Bu resme iyi bakın. Büyük taarruz boyunca ağzına bir lokmayı zor koyan, ön saflarda, ateşin ortasında dolaşan Başkomutanı göreceksiniz… Hem kendisi hem de ulusu için girdiği var veya yok olma savaşının verdiği sorumluluk duygusunun yüzüne nasıl yansıdığını göreceksiniz!

Büyük ozan Nazım’ın dediği gibi sarışın bir kurda benzeyen bu resimde uykusuz, yorgun ama kararlı, çakmak çakmak parlayan gözler göreceksiniz.

O gözler ateşi ve ihaneti görmüştür. İncelmiş boynunda Nemrut Mustafa Divanı’nın verdiği ve hain Padişah Vahdettin’in onayladığı idam fermanı vardır.

Bu resim bir askerin fotoğrafıdır. Ama O, istila edilen yurdunu kurtarmak için ileri atıldığında, önce ulusal egemenlik diyen ve TBMM’ni açan bir meşruiyetçidir. Bu resimde “TBMM Orduları! İlk hedefiniz Akdeniz’dir” emrini veren TBMM Başkanını göreceksiniz!

Bu resim, İslâmcılardan Bolşeviklere, İttihatçılardan hilâfetçilere uzanan bu meclisi bir orkestra gibi yöneten ve “İstiklâl-i Tam” ortak noktasında birleştiren bir siyaset ustasının fotoğrafıdır.

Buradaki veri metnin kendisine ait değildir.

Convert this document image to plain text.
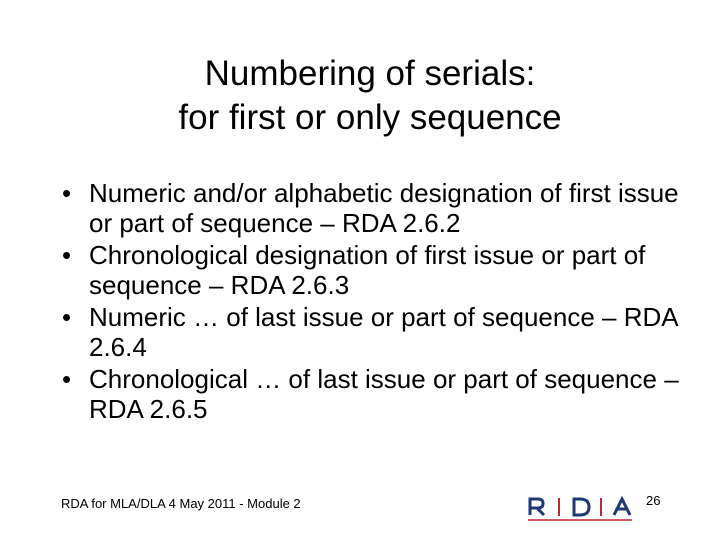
Numbering of serials:
for first or only sequence
• Numeric and/or alphabetic designation of first issue or part of sequence – RDA 2.6.2
• Chronological designation of first issue or part of sequence – RDA 2.6.3
• Numeric … of last issue or part of sequence – RDA 2.6.4
• Chronological … of last issue or part of sequence – RDA 2.6.5
RDA for MLA/DLA 4 May 2011 - Module 2	26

Bu resimde Lenin’den Nerimanov’a, Aralov’dan Franklin Bouillon’a varan karmaşık ilişkileri düzenleyen usta bir dış politika uzmanını, bir diplomatı göreceksiniz!

***

Yıllar sonra, Büyük Taarruzun yıldönümünde O’nun adını anmaktan korkanlar, bir fatihayı çok görenler, “Keşke Yunan galip gelseydi” diyenin mezarına koşanlar…

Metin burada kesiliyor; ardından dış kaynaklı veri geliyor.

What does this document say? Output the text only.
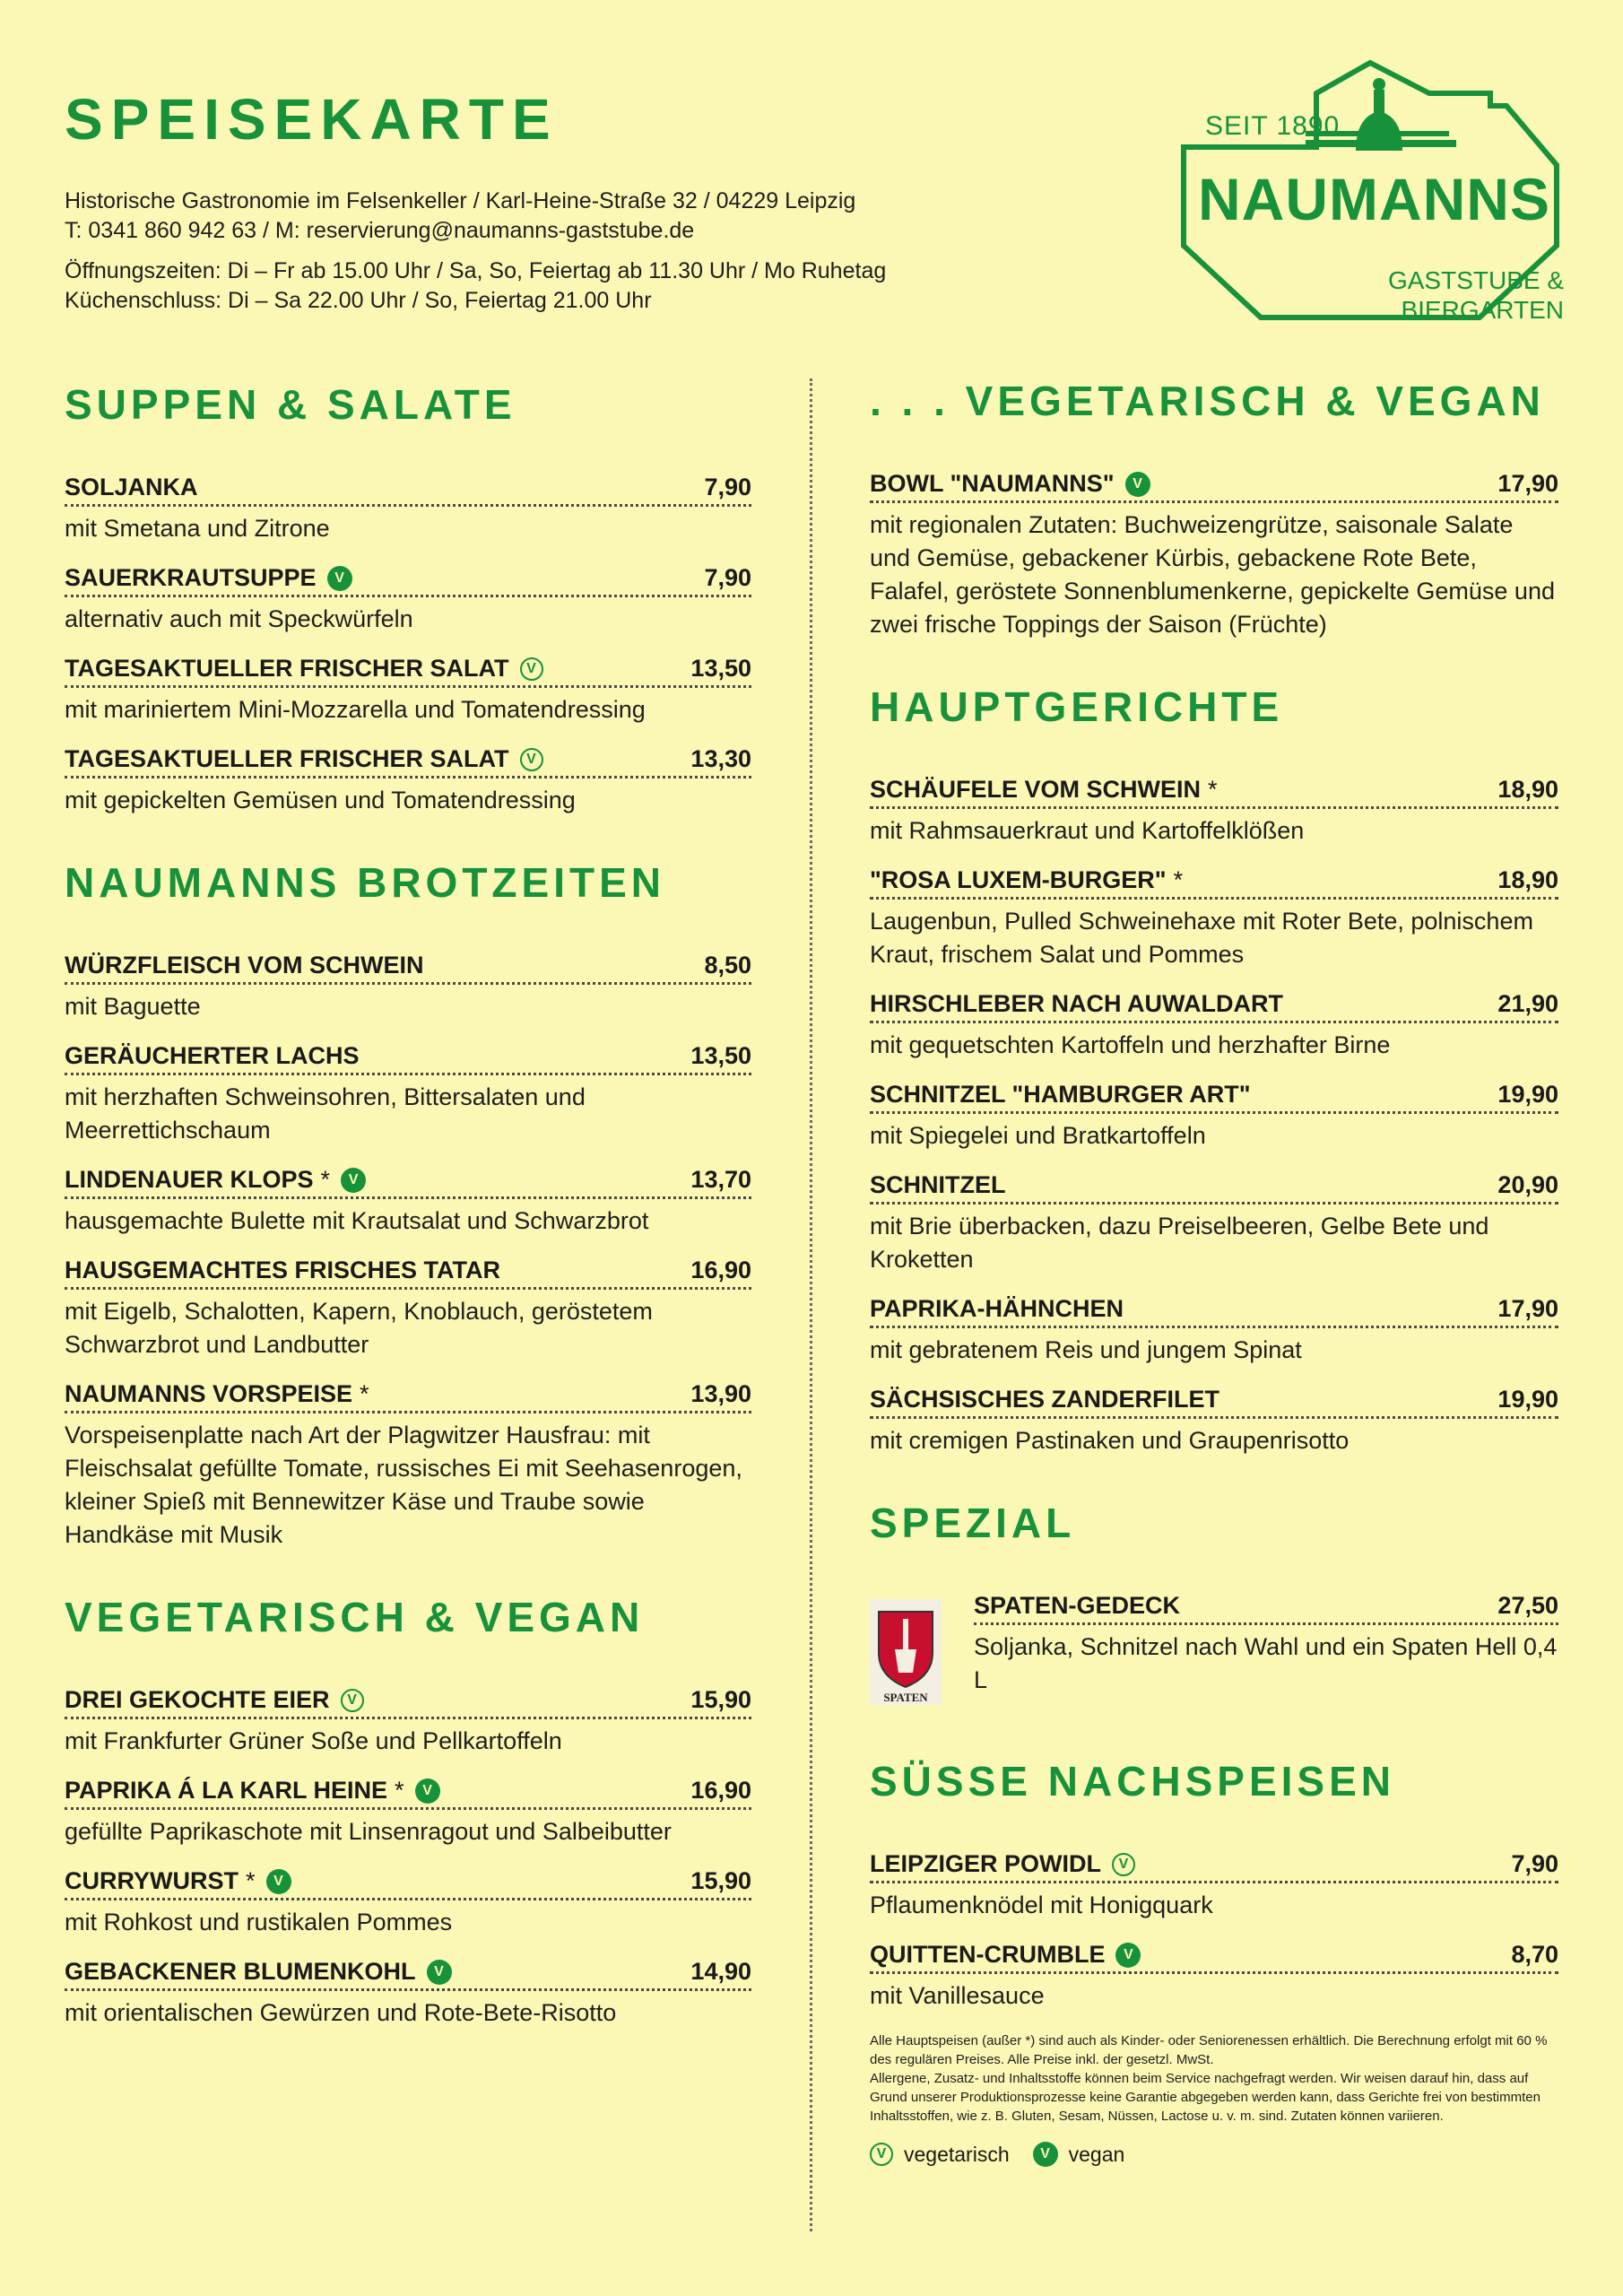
SPEISEKARTE
Historische Gastronomie im Felsenkeller / Karl-Heine-Straße 32 / 04229 Leipzig
T: 0341 860 942 63 / M: reservierung@naumanns-gaststube.de
Öffnungszeiten: Di – Fr ab 15.00 Uhr / Sa, So, Feiertag ab 11.30 Uhr / Mo Ruhetag
Küchenschluss: Di – Sa 22.00 Uhr / So, Feiertag 21.00 Uhr
SEIT 1890
NAUMANNS
GASTSTUBE &
BIERGARTEN
SUPPEN & SALATE
SOLJANKA	7,90
mit Smetana und Zitrone
SAUERKRAUTSUPPE	V	7,90
alternativ auch mit Speckwürfeln
TAGESAKTUELLER FRISCHER SALAT	V	13,50
mit mariniertem Mini-Mozzarella und Tomatendressing
TAGESAKTUELLER FRISCHER SALAT	V	13,30
mit gepickelten Gemüsen und Tomatendressing
NAUMANNS BROTZEITEN
WÜRZFLEISCH VOM SCHWEIN	8,50
mit Baguette
GERÄUCHERTER LACHS	13,50
mit herzhaften Schweinsohren, Bittersalaten und Meerrettichschaum
LINDENAUER KLOPS *	V	13,70
hausgemachte Bulette mit Krautsalat und Schwarzbrot
HAUSGEMACHTES FRISCHES TATAR	16,90
mit Eigelb, Schalotten, Kapern, Knoblauch, geröstetem Schwarzbrot und Landbutter
NAUMANNS VORSPEISE *	13,90
Vorspeisenplatte nach Art der Plagwitzer Hausfrau: mit Fleischsalat gefüllte Tomate, russisches Ei mit Seehasenrogen, kleiner Spieß mit Bennewitzer Käse und Traube sowie Handkäse mit Musik
VEGETARISCH & VEGAN
DREI GEKOCHTE EIER	V	15,90
mit Frankfurter Grüner Soße und Pellkartoffeln
PAPRIKA Á LA KARL HEINE *	V	16,90
gefüllte Paprikaschote mit Linsenragout und Salbeibutter
CURRYWURST *	V	15,90
mit Rohkost und rustikalen Pommes
GEBACKENER BLUMENKOHL	V	14,90
mit orientalischen Gewürzen und Rote-Bete-Risotto
. . . VEGETARISCH & VEGAN
BOWL "NAUMANNS"	V	17,90
mit regionalen Zutaten: Buchweizengrütze, saisonale Salate und Gemüse, gebackener Kürbis, gebackene Rote Bete, Falafel, geröstete Sonnenblumenkerne, gepickelte Gemüse und zwei frische Toppings der Saison (Früchte)
HAUPTGERICHTE
SCHÄUFELE VOM SCHWEIN *	18,90
mit Rahmsauerkraut und Kartoffelklößen
"ROSA LUXEM-BURGER" *	18,90
Laugenbun, Pulled Schweinehaxe mit Roter Bete, polnischem Kraut, frischem Salat und Pommes
HIRSCHLEBER NACH AUWALDART	21,90
mit gequetschten Kartoffeln und herzhafter Birne
SCHNITZEL "HAMBURGER ART"	19,90
mit Spiegelei und Bratkartoffeln
SCHNITZEL	20,90
mit Brie überbacken, dazu Preiselbeeren, Gelbe Bete und Kroketten
PAPRIKA-HÄHNCHEN	17,90
mit gebratenem Reis und jungem Spinat
SÄCHSISCHES ZANDERFILET	19,90
mit cremigen Pastinaken und Graupenrisotto
SPEZIAL
SPATEN
SPATEN-GEDECK	27,50
Soljanka, Schnitzel nach Wahl und ein Spaten Hell 0,4 L
SÜSSE NACHSPEISEN
LEIPZIGER POWIDL	V	7,90
Pflaumenknödel mit Honigquark
QUITTEN-CRUMBLE	V	8,70
mit Vanillesauce
Alle Hauptspeisen (außer *) sind auch als Kinder- oder Seniorenessen erhältlich. Die Berechnung erfolgt mit 60 % des regulären Preises. Alle Preise inkl. der gesetzl. MwSt.
Allergene, Zusatz- und Inhaltsstoffe können beim Service nachgefragt werden. Wir weisen darauf hin, dass auf Grund unserer Produktionsprozesse keine Garantie abgegeben werden kann, dass Gerichte frei von bestimmten Inhaltsstoffen, wie z. B. Gluten, Sesam, Nüssen, Lactose u. v. m. sind. Zutaten können variieren.
V vegetarisch	V vegan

Yunan uçaklarından attırdığı bildirilerde Kuvayı Milliyetçileri kâfir ve katli vacip ilân edenleri kahraman sayanlar…

O’nun kurduğu Cumhuriyete kin kusanlar… Reklâm arası diyenler… Lozan yerine Sevr’i isteyenler… İyi belleyin! O ve O’nun peşinden giden büyük Türk Milleti olmasaydı bugünkü memleketinize bile vize ile girecektiniz. Nankörlüğün şahikasına çıkanlar! Biliniz ki gâvur dediğiniz insanların kölesi olacaktınız.

***

Büyük Türk Milleti… Bu kutsal isyan, bu Anadolu İhtilâli sayesinde Padişahın kulu olmaktan çıktık, Cumhuriyetin eşit yurttaşları olduk. Yurttaşlığımıza göz dikenlere karşı uyanık olalım!

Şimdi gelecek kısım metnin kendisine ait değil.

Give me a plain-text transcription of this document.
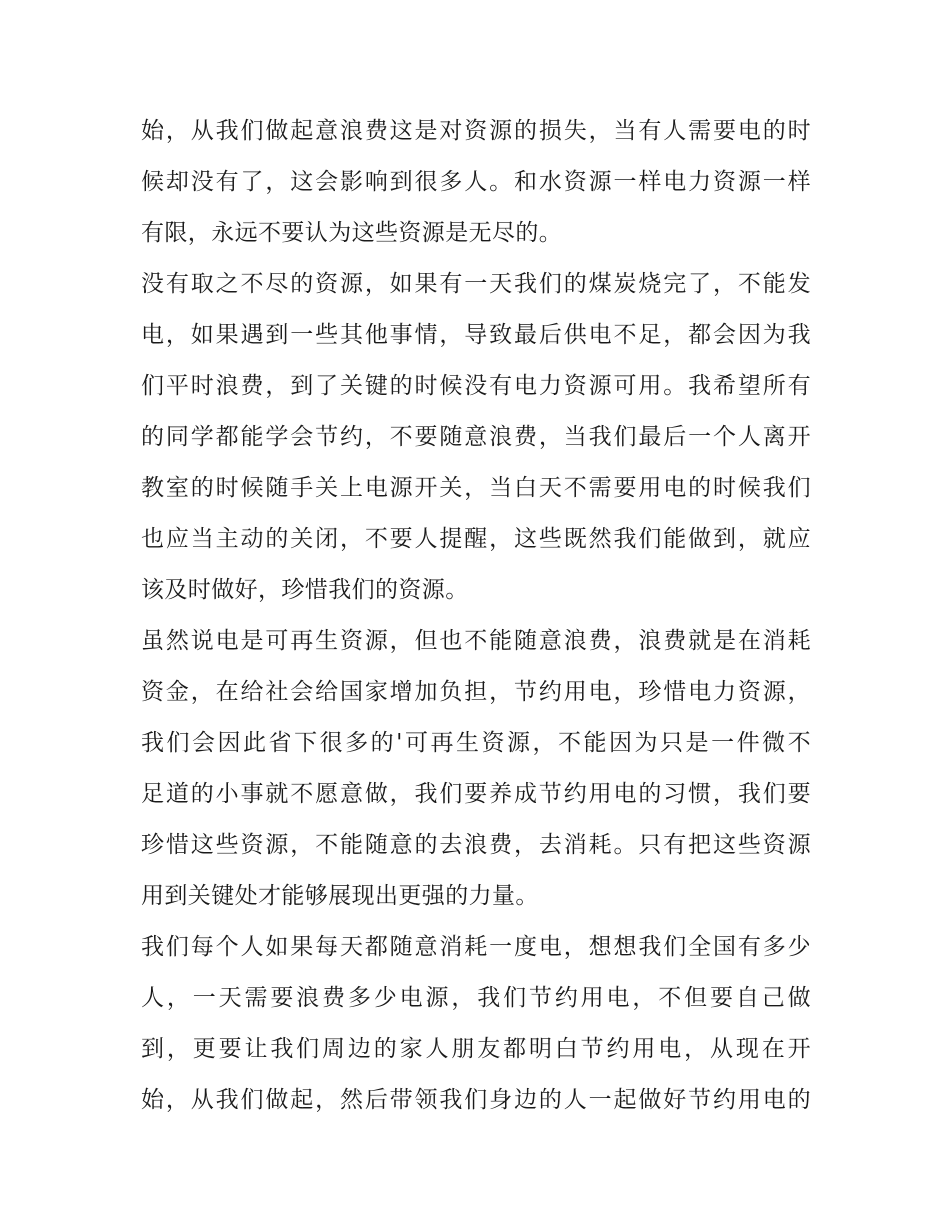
始，从我们做起意浪费这是对资源的损失，当有人需要电的时
候却没有了，这会影响到很多人。和水资源一样电力资源一样
有限，永远不要认为这些资源是无尽的。
没有取之不尽的资源，如果有一天我们的煤炭烧完了，不能发
电，如果遇到一些其他事情，导致最后供电不足，都会因为我
们平时浪费，到了关键的时候没有电力资源可用。我希望所有
的同学都能学会节约，不要随意浪费，当我们最后一个人离开
教室的时候随手关上电源开关，当白天不需要用电的时候我们
也应当主动的关闭，不要人提醒，这些既然我们能做到，就应
该及时做好，珍惜我们的资源。
虽然说电是可再生资源，但也不能随意浪费，浪费就是在消耗
资金，在给社会给国家增加负担，节约用电，珍惜电力资源，
我们会因此省下很多的'可再生资源，不能因为只是一件微不
足道的小事就不愿意做，我们要养成节约用电的习惯，我们要
珍惜这些资源，不能随意的去浪费，去消耗。只有把这些资源
用到关键处才能够展现出更强的力量。
我们每个人如果每天都随意消耗一度电，想想我们全国有多少
人，一天需要浪费多少电源，我们节约用电，不但要自己做
到，更要让我们周边的家人朋友都明白节约用电，从现在开
始，从我们做起，然后带领我们身边的人一起做好节约用电的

Kadınlar! Mahmut Esat Bozkurt ve Mustafa Kemal Atatürk’ün TBMM’den çıkarttığı Medeni Kanun’la özgürlüğünüze kavuştunuz. Çok evlilikten kurtuldunuz. Devrime sahip çıkınız. Görmüyor musunuz? Miras hakkınıza bile göz dikiliyor! İstanbul Sözleşmesi bir imza ile yürürlükten kalktı!

Cumhuriyet’in okullarında ücretsiz okuyan, tam bir fırsat eşitliği içinde makam sahibi olan kuşak…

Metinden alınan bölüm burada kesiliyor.